Leadership Ideas, Information and News

Saturday, July 18, 2015

LEC enhances leadership through introspection, self-reflection

by Joe Thomas
Air Force Global Strike Command Public Affairs

7/17/2015 - BARKSALE AIR FORCE BASE, La. -- Air Force Global Strike Command officers attended a course at the Cyber Innovation Center on July 14-16, in Bossier City, Louisiana, to develop one of the most important assets of the nuclear mission-- the people.

"The Leadership Enhancement Course is designed to prepare officers for their first leadership position in Air Force Global Strike Command," said Col. Heraldo Brual, deputy director of the Strategic Plans, Programs, Requirements and Analysis Directorate. "It will enable leaders to naturally operate from our Air Force core values."

The three-day beta course, attended by lieutenants, captains and majors, is an AFGSC initiative meant to increase leadership education among its officer corps.

Although leadership is nothing new to the Air Force, the approach of LEC is.

"This course is designed to guide participants into a new way of observing the world around them," said Lt. Col. Nicholas Pederson, team chief, LEC. "It's not about what they know. It's about how they see. This is key to developing oneself as a high-performance leader who can enact significant change at the individual, team and organizational level."

Traditionally, leadership courses teach formulaic methods and the imitation of great leaders--a trend LEC hopes to break. Rooted in intuition and self-reflection, the course seeks to challenge the Airmen's understanding of the world around them.

"The course stresses an understanding of multiple world views," said 1st Lt. Chase Abrams, flight commander from Whiteman AFB, Missouri. "Learning how others see the world is important if a leader wishes to influence change.

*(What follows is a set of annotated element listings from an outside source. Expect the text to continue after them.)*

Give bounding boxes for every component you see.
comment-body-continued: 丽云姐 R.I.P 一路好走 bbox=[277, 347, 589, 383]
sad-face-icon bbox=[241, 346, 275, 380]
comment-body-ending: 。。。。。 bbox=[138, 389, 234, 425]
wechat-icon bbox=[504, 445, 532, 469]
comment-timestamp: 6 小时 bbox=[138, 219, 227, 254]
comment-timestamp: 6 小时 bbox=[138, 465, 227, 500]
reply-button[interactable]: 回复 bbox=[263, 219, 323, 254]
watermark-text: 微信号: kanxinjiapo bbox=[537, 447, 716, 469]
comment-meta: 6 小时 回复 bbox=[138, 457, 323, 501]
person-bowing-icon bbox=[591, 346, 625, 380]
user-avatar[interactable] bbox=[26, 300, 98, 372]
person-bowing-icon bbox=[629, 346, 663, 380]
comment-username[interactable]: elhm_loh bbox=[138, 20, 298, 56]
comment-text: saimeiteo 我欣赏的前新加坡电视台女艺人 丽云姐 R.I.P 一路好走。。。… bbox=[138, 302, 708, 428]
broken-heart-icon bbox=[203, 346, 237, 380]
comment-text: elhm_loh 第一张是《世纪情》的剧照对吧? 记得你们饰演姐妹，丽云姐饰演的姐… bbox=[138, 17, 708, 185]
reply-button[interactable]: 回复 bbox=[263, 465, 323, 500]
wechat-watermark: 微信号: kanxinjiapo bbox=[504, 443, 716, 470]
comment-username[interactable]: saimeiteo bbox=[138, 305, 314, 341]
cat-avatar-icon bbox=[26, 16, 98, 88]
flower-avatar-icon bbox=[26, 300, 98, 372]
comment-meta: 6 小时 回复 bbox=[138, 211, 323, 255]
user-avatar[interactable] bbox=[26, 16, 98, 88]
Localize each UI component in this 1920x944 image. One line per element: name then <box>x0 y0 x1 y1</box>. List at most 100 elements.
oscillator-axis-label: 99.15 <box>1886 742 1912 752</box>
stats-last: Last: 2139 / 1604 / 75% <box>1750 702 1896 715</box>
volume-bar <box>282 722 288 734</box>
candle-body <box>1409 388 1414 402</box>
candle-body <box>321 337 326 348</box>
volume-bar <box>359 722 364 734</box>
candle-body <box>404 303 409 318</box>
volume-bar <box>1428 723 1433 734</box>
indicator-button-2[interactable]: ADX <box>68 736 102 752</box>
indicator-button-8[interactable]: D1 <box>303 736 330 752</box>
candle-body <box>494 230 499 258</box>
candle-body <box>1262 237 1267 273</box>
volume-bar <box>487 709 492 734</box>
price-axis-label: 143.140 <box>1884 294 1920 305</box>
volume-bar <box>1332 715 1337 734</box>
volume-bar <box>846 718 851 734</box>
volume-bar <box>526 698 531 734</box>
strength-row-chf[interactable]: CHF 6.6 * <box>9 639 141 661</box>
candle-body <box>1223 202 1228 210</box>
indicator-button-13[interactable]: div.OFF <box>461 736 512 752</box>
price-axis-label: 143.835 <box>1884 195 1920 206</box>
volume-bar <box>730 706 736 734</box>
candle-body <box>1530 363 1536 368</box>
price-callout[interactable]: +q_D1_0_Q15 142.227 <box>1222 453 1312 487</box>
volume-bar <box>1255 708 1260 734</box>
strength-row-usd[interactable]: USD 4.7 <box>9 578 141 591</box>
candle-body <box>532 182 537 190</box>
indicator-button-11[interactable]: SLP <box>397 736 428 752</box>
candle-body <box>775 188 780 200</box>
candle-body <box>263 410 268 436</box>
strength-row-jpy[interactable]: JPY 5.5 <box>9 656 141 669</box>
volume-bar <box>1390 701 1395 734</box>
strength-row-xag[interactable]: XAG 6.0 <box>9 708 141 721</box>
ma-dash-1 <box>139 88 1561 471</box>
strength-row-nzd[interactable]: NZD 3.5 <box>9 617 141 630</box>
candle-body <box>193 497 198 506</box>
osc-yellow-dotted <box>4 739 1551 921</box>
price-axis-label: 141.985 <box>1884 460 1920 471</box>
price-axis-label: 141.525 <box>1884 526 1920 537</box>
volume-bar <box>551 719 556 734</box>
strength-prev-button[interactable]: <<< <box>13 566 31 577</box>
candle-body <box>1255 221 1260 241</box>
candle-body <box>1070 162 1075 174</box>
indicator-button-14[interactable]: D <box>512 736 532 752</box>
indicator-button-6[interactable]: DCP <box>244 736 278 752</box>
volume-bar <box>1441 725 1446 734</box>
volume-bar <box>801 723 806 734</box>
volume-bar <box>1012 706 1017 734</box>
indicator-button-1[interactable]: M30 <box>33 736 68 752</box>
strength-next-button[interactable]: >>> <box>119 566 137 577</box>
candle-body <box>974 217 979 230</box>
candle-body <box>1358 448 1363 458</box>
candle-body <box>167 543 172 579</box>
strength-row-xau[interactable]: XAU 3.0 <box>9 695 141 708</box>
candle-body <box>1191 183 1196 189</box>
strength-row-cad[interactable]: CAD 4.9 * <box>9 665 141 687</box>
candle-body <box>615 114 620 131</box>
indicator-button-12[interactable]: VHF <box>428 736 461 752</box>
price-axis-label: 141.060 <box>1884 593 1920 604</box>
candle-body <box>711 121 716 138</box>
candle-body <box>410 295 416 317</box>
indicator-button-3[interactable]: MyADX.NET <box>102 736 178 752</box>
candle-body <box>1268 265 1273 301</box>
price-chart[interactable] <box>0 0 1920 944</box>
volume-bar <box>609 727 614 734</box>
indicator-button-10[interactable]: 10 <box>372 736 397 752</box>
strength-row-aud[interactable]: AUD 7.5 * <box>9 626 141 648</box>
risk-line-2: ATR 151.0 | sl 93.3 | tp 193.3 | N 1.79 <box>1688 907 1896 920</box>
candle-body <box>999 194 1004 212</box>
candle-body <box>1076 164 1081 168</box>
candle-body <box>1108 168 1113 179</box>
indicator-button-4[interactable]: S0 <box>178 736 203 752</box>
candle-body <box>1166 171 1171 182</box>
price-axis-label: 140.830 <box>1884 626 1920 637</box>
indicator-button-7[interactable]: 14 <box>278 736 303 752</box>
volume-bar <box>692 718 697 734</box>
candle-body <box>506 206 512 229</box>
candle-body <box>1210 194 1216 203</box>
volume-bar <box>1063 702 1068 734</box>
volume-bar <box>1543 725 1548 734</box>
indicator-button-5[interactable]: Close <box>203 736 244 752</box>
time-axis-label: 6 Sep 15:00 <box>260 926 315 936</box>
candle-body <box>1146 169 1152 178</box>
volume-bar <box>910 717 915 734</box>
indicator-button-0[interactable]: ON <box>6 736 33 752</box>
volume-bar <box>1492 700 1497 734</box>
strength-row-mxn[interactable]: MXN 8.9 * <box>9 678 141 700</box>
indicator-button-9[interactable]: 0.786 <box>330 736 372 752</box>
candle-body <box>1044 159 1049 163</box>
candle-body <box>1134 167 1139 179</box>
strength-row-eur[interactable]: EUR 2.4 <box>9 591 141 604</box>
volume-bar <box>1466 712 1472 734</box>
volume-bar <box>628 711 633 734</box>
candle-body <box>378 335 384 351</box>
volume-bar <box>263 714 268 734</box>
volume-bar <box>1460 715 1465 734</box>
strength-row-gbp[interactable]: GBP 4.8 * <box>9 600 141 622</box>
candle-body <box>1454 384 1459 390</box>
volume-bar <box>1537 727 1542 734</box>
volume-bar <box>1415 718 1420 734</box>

We'll take what we learn here and distribute it among our circles back at our home commands."

During the course, instructors exposed students to the Myers-Briggs Type Indicator, which is an assessment of leadership style and personality. Instructors also taught the use of the Multi-Source Assessment and Feedback tool, or MSAF 360, as a means of developing leadership style. The course also provided an opportunity for students to learn directly from AFGSC and subordinate command leadership through a question and answer session.

Although this first iteration served as a test for future courses, several students found the material useful and insightful.

"The fundamentals of the course are solid," said Maj. Joe Mannino, deputy chief of operations, Plans Branch. "There may be some tweaks to the curriculum based on feedback, but overall, this course is a great opportunity to develop and mature young officers into the desired future of the command."

LEC is a product of the Force Improvement Program, an aggressive grass-roots problem-solution philosophy designed to provide senior Air Force leaders with actionable items to improve mission effectiveness. The command will host the course monthly and plans to adjust the curriculum based on student feedback.

"Equipped with the tools we'll give them, students will find themselves exercising leadership as a natural expression, an endeavor that will lead to high performance outcomes in almost every arena," Brual said.